Rachenentzündung - Entstehung, Symptome, Behandlung
Bei einer Rachenentzündung ist der obere Rachenteil von Bakterien oder Viren befallen und entzündet. Die Erkrankung tritt in den meisten Fällen akut auf, kann aber auch chronisch verlaufen. Betroffene leiden oft zeitgleich unter einer Erkältung, einem grippalen Infekt oder einer Mandelentzündung.
Die Beschwerden einer Rachenentzündung reichen von Halsschmerzen über Schluckbeschwerden bis hin zu Fieber. Die Rachenschleimhaut ist gerötet und geschwollen, fühlt sich trocken an und kratzt.
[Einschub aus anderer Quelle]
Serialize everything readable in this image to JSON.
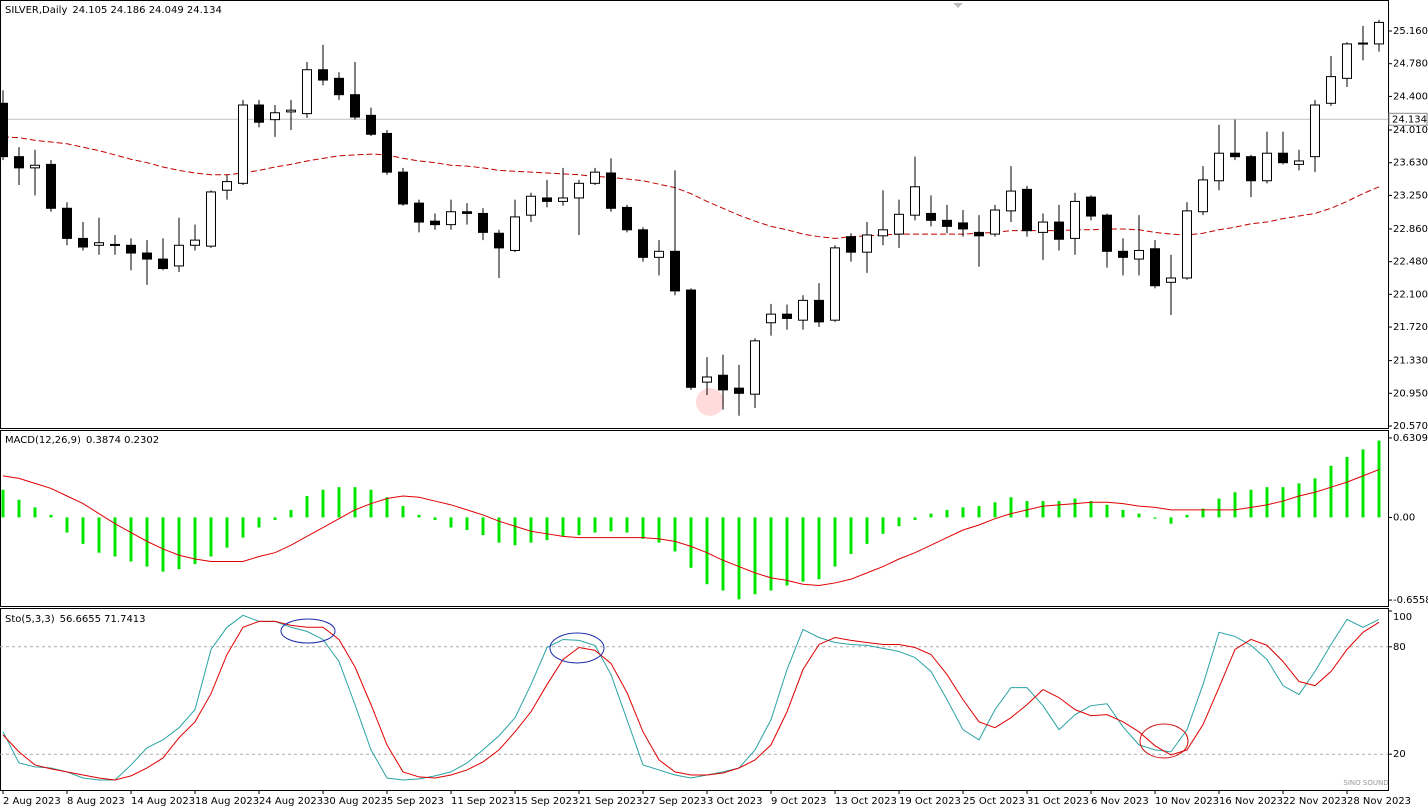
{
  "chart_data": [
    {
      "type": "candlestick",
      "title": "SILVER,Daily",
      "header": "24.105 24.186 24.049 24.134",
      "categories": [
        "2 Aug 2023",
        null,
        null,
        null,
        "8 Aug 2023",
        null,
        null,
        null,
        "14 Aug 2023",
        null,
        null,
        null,
        "18 Aug 2023",
        null,
        null,
        null,
        "24 Aug 2023",
        null,
        null,
        null,
        "30 Aug 2023",
        null,
        null,
        null,
        "5 Sep 2023",
        null,
        null,
        null,
        "11 Sep 2023",
        null,
        null,
        null,
        "15 Sep 2023",
        null,
        null,
        null,
        "21 Sep 2023",
        null,
        null,
        null,
        "27 Sep 2023",
        null,
        null,
        null,
        "3 Oct 2023",
        null,
        null,
        null,
        "9 Oct 2023",
        null,
        null,
        null,
        "13 Oct 2023",
        null,
        null,
        null,
        "19 Oct 2023",
        null,
        null,
        null,
        "25 Oct 2023",
        null,
        null,
        null,
        "31 Oct 2023",
        null,
        null,
        null,
        "6 Nov 2023",
        null,
        null,
        null,
        "10 Nov 2023",
        null,
        null,
        null,
        "16 Nov 2023",
        null,
        null,
        null,
        "22 Nov 2023",
        null,
        null,
        null,
        "28 Nov 2023",
        null,
        null
      ],
      "ohlc": [
        [
          24.32,
          24.47,
          23.66,
          23.7
        ],
        [
          23.7,
          23.81,
          23.37,
          23.57
        ],
        [
          23.57,
          23.78,
          23.25,
          23.6
        ],
        [
          23.61,
          23.66,
          23.06,
          23.1
        ],
        [
          23.1,
          23.17,
          22.67,
          22.75
        ],
        [
          22.75,
          22.94,
          22.61,
          22.65
        ],
        [
          22.67,
          22.99,
          22.56,
          22.7
        ],
        [
          22.67,
          22.79,
          22.56,
          22.68
        ],
        [
          22.67,
          22.75,
          22.38,
          22.58
        ],
        [
          22.58,
          22.73,
          22.21,
          22.51
        ],
        [
          22.51,
          22.75,
          22.38,
          22.4
        ],
        [
          22.43,
          22.99,
          22.36,
          22.67
        ],
        [
          22.67,
          22.91,
          22.61,
          22.73
        ],
        [
          22.66,
          23.31,
          22.64,
          23.29
        ],
        [
          23.31,
          23.49,
          23.2,
          23.41
        ],
        [
          23.39,
          24.36,
          23.37,
          24.3
        ],
        [
          24.3,
          24.36,
          24.04,
          24.1
        ],
        [
          24.13,
          24.3,
          23.93,
          24.21
        ],
        [
          24.22,
          24.36,
          24.01,
          24.24
        ],
        [
          24.2,
          24.8,
          24.15,
          24.71
        ],
        [
          24.71,
          25.0,
          24.53,
          24.59
        ],
        [
          24.61,
          24.68,
          24.36,
          24.42
        ],
        [
          24.42,
          24.8,
          24.13,
          24.16
        ],
        [
          24.18,
          24.27,
          23.94,
          23.96
        ],
        [
          23.97,
          24.01,
          23.49,
          23.52
        ],
        [
          23.52,
          23.57,
          23.13,
          23.15
        ],
        [
          23.16,
          23.2,
          22.82,
          22.94
        ],
        [
          22.95,
          23.04,
          22.85,
          22.91
        ],
        [
          22.91,
          23.2,
          22.85,
          23.06
        ],
        [
          23.06,
          23.16,
          22.91,
          23.04
        ],
        [
          23.04,
          23.1,
          22.73,
          22.82
        ],
        [
          22.81,
          22.85,
          22.29,
          22.64
        ],
        [
          22.61,
          23.2,
          22.59,
          23.0
        ],
        [
          23.02,
          23.28,
          22.94,
          23.24
        ],
        [
          23.22,
          23.43,
          23.11,
          23.18
        ],
        [
          23.18,
          23.57,
          23.13,
          23.22
        ],
        [
          23.22,
          23.43,
          22.79,
          23.39
        ],
        [
          23.39,
          23.57,
          23.37,
          23.52
        ],
        [
          23.51,
          23.68,
          23.06,
          23.1
        ],
        [
          23.11,
          23.14,
          22.82,
          22.85
        ],
        [
          22.85,
          22.88,
          22.48,
          22.53
        ],
        [
          22.53,
          22.73,
          22.32,
          22.6
        ],
        [
          22.6,
          23.54,
          22.09,
          22.14
        ],
        [
          22.15,
          22.17,
          20.99,
          21.02
        ],
        [
          21.08,
          21.37,
          20.93,
          21.14
        ],
        [
          21.16,
          21.4,
          20.76,
          20.99
        ],
        [
          21.01,
          21.28,
          20.69,
          20.95
        ],
        [
          20.94,
          21.59,
          20.78,
          21.56
        ],
        [
          21.77,
          21.99,
          21.62,
          21.87
        ],
        [
          21.87,
          21.98,
          21.69,
          21.82
        ],
        [
          21.8,
          22.09,
          21.69,
          22.03
        ],
        [
          22.03,
          22.23,
          21.72,
          21.78
        ],
        [
          21.8,
          22.67,
          21.78,
          22.64
        ],
        [
          22.77,
          22.81,
          22.48,
          22.59
        ],
        [
          22.59,
          22.94,
          22.35,
          22.79
        ],
        [
          22.78,
          23.31,
          22.67,
          22.85
        ],
        [
          22.8,
          23.2,
          22.64,
          23.03
        ],
        [
          23.02,
          23.7,
          22.96,
          23.35
        ],
        [
          23.04,
          23.25,
          22.89,
          22.96
        ],
        [
          22.96,
          23.14,
          22.81,
          22.89
        ],
        [
          22.93,
          23.08,
          22.77,
          22.86
        ],
        [
          22.82,
          23.02,
          22.42,
          22.78
        ],
        [
          22.8,
          23.14,
          22.77,
          23.08
        ],
        [
          23.07,
          23.59,
          22.94,
          23.3
        ],
        [
          23.32,
          23.36,
          22.77,
          22.84
        ],
        [
          22.82,
          23.04,
          22.5,
          22.94
        ],
        [
          22.94,
          23.14,
          22.61,
          22.74
        ],
        [
          22.75,
          23.28,
          22.56,
          23.18
        ],
        [
          23.23,
          23.25,
          22.96,
          23.01
        ],
        [
          23.02,
          23.04,
          22.41,
          22.6
        ],
        [
          22.6,
          22.75,
          22.32,
          22.53
        ],
        [
          22.51,
          23.02,
          22.32,
          22.61
        ],
        [
          22.63,
          22.73,
          22.17,
          22.2
        ],
        [
          22.24,
          22.56,
          21.86,
          22.29
        ],
        [
          22.29,
          23.17,
          22.27,
          23.07
        ],
        [
          23.06,
          23.59,
          23.02,
          23.43
        ],
        [
          23.42,
          24.07,
          23.31,
          23.74
        ],
        [
          23.74,
          24.13,
          23.66,
          23.7
        ],
        [
          23.7,
          23.72,
          23.23,
          23.42
        ],
        [
          23.42,
          23.99,
          23.39,
          23.74
        ],
        [
          23.74,
          23.99,
          23.61,
          23.63
        ],
        [
          23.61,
          23.78,
          23.54,
          23.65
        ],
        [
          23.7,
          24.36,
          23.52,
          24.3
        ],
        [
          24.32,
          24.87,
          24.29,
          24.63
        ],
        [
          24.61,
          25.03,
          24.51,
          25.01
        ],
        [
          25.01,
          25.22,
          24.82,
          25.02
        ],
        [
          25.01,
          25.29,
          24.92,
          25.26
        ]
      ],
      "up_color": "#ffffff",
      "down_color": "#000000",
      "ma": {
        "color": "#c00000",
        "values": [
          23.93,
          23.92,
          23.89,
          23.87,
          23.85,
          23.81,
          23.77,
          23.72,
          23.67,
          23.63,
          23.58,
          23.54,
          23.51,
          23.49,
          23.49,
          23.51,
          23.54,
          23.58,
          23.61,
          23.65,
          23.68,
          23.71,
          23.72,
          23.73,
          23.72,
          23.68,
          23.65,
          23.63,
          23.6,
          23.59,
          23.57,
          23.54,
          23.53,
          23.52,
          23.51,
          23.5,
          23.49,
          23.47,
          23.46,
          23.44,
          23.42,
          23.38,
          23.34,
          23.27,
          23.18,
          23.1,
          23.02,
          22.95,
          22.89,
          22.85,
          22.8,
          22.77,
          22.75,
          22.77,
          22.78,
          22.79,
          22.8,
          22.8,
          22.8,
          22.8,
          22.8,
          22.81,
          22.82,
          22.84,
          22.84,
          22.84,
          22.84,
          22.85,
          22.85,
          22.86,
          22.86,
          22.85,
          22.82,
          22.8,
          22.79,
          22.81,
          22.85,
          22.88,
          22.92,
          22.94,
          22.98,
          23.01,
          23.04,
          23.1,
          23.18,
          23.27,
          23.35
        ]
      },
      "ylim": [
        20.547,
        25.497
      ],
      "yticks": [
        {
          "value": 25.16,
          "label": "25.160"
        },
        {
          "value": 24.78,
          "label": "24.780"
        },
        {
          "value": 24.4,
          "label": "24.400"
        },
        {
          "value": 24.01,
          "label": "24.010"
        },
        {
          "value": 23.63,
          "label": "23.630"
        },
        {
          "value": 23.25,
          "label": "23.250"
        },
        {
          "value": 22.86,
          "label": "22.860"
        },
        {
          "value": 22.48,
          "label": "22.480"
        },
        {
          "value": 22.1,
          "label": "22.100"
        },
        {
          "value": 21.72,
          "label": "21.720"
        },
        {
          "value": 21.33,
          "label": "21.330"
        },
        {
          "value": 20.95,
          "label": "20.950"
        },
        {
          "value": 20.57,
          "label": "20.570"
        }
      ],
      "last_price": {
        "value": 24.134,
        "label": "24.134"
      }
    },
    {
      "type": "macd",
      "title": "MACD(12,26,9)",
      "header": "0.3874 0.2302",
      "histogram": {
        "color": "#00e600",
        "values": [
          0.22,
          0.14,
          0.08,
          0.02,
          -0.12,
          -0.21,
          -0.28,
          -0.31,
          -0.35,
          -0.39,
          -0.43,
          -0.41,
          -0.37,
          -0.31,
          -0.24,
          -0.16,
          -0.08,
          -0.02,
          0.06,
          0.17,
          0.22,
          0.24,
          0.24,
          0.22,
          0.16,
          0.09,
          0.02,
          -0.02,
          -0.08,
          -0.1,
          -0.14,
          -0.2,
          -0.22,
          -0.2,
          -0.18,
          -0.15,
          -0.14,
          -0.12,
          -0.11,
          -0.12,
          -0.17,
          -0.2,
          -0.27,
          -0.4,
          -0.53,
          -0.58,
          -0.65,
          -0.61,
          -0.58,
          -0.54,
          -0.51,
          -0.49,
          -0.39,
          -0.29,
          -0.21,
          -0.13,
          -0.07,
          -0.02,
          0.03,
          0.06,
          0.08,
          0.09,
          0.12,
          0.16,
          0.13,
          0.13,
          0.13,
          0.15,
          0.13,
          0.1,
          0.06,
          0.03,
          -0.01,
          -0.05,
          0.02,
          0.07,
          0.15,
          0.2,
          0.22,
          0.24,
          0.24,
          0.27,
          0.31,
          0.41,
          0.48,
          0.54,
          0.61
        ]
      },
      "signal": {
        "color": "#e00000",
        "values": [
          0.33,
          0.31,
          0.27,
          0.23,
          0.17,
          0.11,
          0.03,
          -0.05,
          -0.12,
          -0.19,
          -0.25,
          -0.3,
          -0.33,
          -0.35,
          -0.35,
          -0.35,
          -0.31,
          -0.28,
          -0.22,
          -0.15,
          -0.08,
          -0.01,
          0.06,
          0.11,
          0.15,
          0.17,
          0.16,
          0.13,
          0.1,
          0.06,
          0.02,
          -0.03,
          -0.07,
          -0.11,
          -0.13,
          -0.15,
          -0.16,
          -0.16,
          -0.16,
          -0.16,
          -0.16,
          -0.17,
          -0.19,
          -0.23,
          -0.28,
          -0.34,
          -0.39,
          -0.44,
          -0.48,
          -0.5,
          -0.53,
          -0.54,
          -0.52,
          -0.49,
          -0.44,
          -0.39,
          -0.33,
          -0.28,
          -0.22,
          -0.16,
          -0.1,
          -0.06,
          -0.01,
          0.03,
          0.06,
          0.09,
          0.1,
          0.11,
          0.12,
          0.12,
          0.11,
          0.09,
          0.08,
          0.06,
          0.06,
          0.06,
          0.06,
          0.06,
          0.08,
          0.1,
          0.13,
          0.17,
          0.2,
          0.24,
          0.28,
          0.33,
          0.38
        ]
      },
      "ylim": [
        -0.703,
        0.686
      ],
      "yticks": [
        0.6309,
        {
          "value": 0,
          "label": "0.00"
        },
        -0.6558
      ]
    },
    {
      "type": "stochastic",
      "title": "Sto(5,3,3)",
      "header": "56.6655 71.7413",
      "series": [
        {
          "color": "#2aa3a3",
          "values": [
            32.5,
            15.1,
            12.9,
            12.3,
            10.1,
            6.7,
            5.6,
            5.6,
            14.0,
            23.6,
            28.0,
            34.8,
            44.9,
            78.5,
            90.9,
            97.6,
            94.2,
            94.2,
            90.9,
            88.6,
            84.1,
            71.8,
            47.7,
            22.4,
            6.7,
            5.6,
            6.2,
            7.9,
            10.1,
            15.1,
            22.4,
            30.3,
            40.4,
            58.9,
            79.6,
            84.1,
            83.6,
            80.8,
            64.5,
            39.3,
            14.0,
            11.2,
            8.4,
            6.7,
            8.4,
            10.1,
            12.3,
            22.4,
            39.3,
            67.3,
            89.7,
            85.2,
            82.4,
            81.3,
            80.8,
            79.1,
            77.4,
            74.0,
            66.2,
            50.5,
            33.7,
            28.0,
            44.9,
            57.2,
            57.2,
            47.1,
            33.7,
            42.1,
            47.1,
            48.2,
            35.3,
            25.2,
            22.4,
            21.3,
            33.7,
            58.9,
            88.1,
            85.8,
            80.8,
            72.9,
            58.3,
            53.3,
            66.2,
            81.3,
            95.3,
            90.9,
            95.3
          ]
        },
        {
          "color": "#e00000",
          "values": [
            30.8,
            21.3,
            14.0,
            11.8,
            10.1,
            8.4,
            6.7,
            5.6,
            7.9,
            12.3,
            17.9,
            29.2,
            38.1,
            53.8,
            75.7,
            90.9,
            94.2,
            94.2,
            92.0,
            90.9,
            90.9,
            84.1,
            68.7,
            47.7,
            25.2,
            10.1,
            7.3,
            6.7,
            8.4,
            11.2,
            15.7,
            22.4,
            32.5,
            43.7,
            58.9,
            72.9,
            79.6,
            78.0,
            70.7,
            54.4,
            32.5,
            16.8,
            10.1,
            8.4,
            8.4,
            9.5,
            12.3,
            16.8,
            25.2,
            43.7,
            67.3,
            81.3,
            85.2,
            83.6,
            82.4,
            81.3,
            81.3,
            79.6,
            75.7,
            64.5,
            50.5,
            38.1,
            34.8,
            40.4,
            47.7,
            56.1,
            51.6,
            44.9,
            41.5,
            42.1,
            38.1,
            32.5,
            24.7,
            19.6,
            22.4,
            36.5,
            57.2,
            78.5,
            84.1,
            80.8,
            71.8,
            60.6,
            58.3,
            66.2,
            78.5,
            88.1,
            93.7
          ]
        }
      ],
      "ylim": [
        0,
        100
      ],
      "yticks": [
        20,
        80,
        100
      ],
      "levels": [
        20,
        80
      ]
    }
  ],
  "watermark": "SINO SOUND"
}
Erkältungskrankheiten begünstigen die Entstehung einer Rachenentzündung. Viren und Bakterien breiten sich aus und verursachen die oben genannten Beschwerden. Im Gegensatz zu der akuten Entzündung wird eine chronische Rachenentzündung nicht durch Krankheitserreger hervorgerufen, sondern durch eine übermäßige Reizung der Schleimhaut durch Zigarettenrauch, Chemikalien oder Staub.
Eine Rachenentzündung kann mit verschiedenen Selbsthilfemaßnahmen wirkungsvoll bekämpft werden. Betroffene sollten die Raumluft befeuchten und viel Wasser trinken, um die Rachenschleimhaut nicht austrocknen zu lassen. Flüssige Nahrung erleichtert das Schlucken und das Lutschen von Bonbons und Tabletten befeuchtet den Rachen und tötet Keime ab. Auch das Gurgeln von Kamillen- und Salbeitee kann hilfreich sein.
Nehmen die Beschwerden nach ein paar Tagen nicht ab, sollte der Arzt aufgesucht werden. Diagnostiziert dieser Bakterien, ist der Einsatz von einem Antibiotikum in Erwägung zu ziehen. Sind andere Erkrankungen, wie z.B. eine Nasennebenhöhlenentzündung für die Rachenentzündung verantwortlich, müssen zunächst diese bekämpft werden.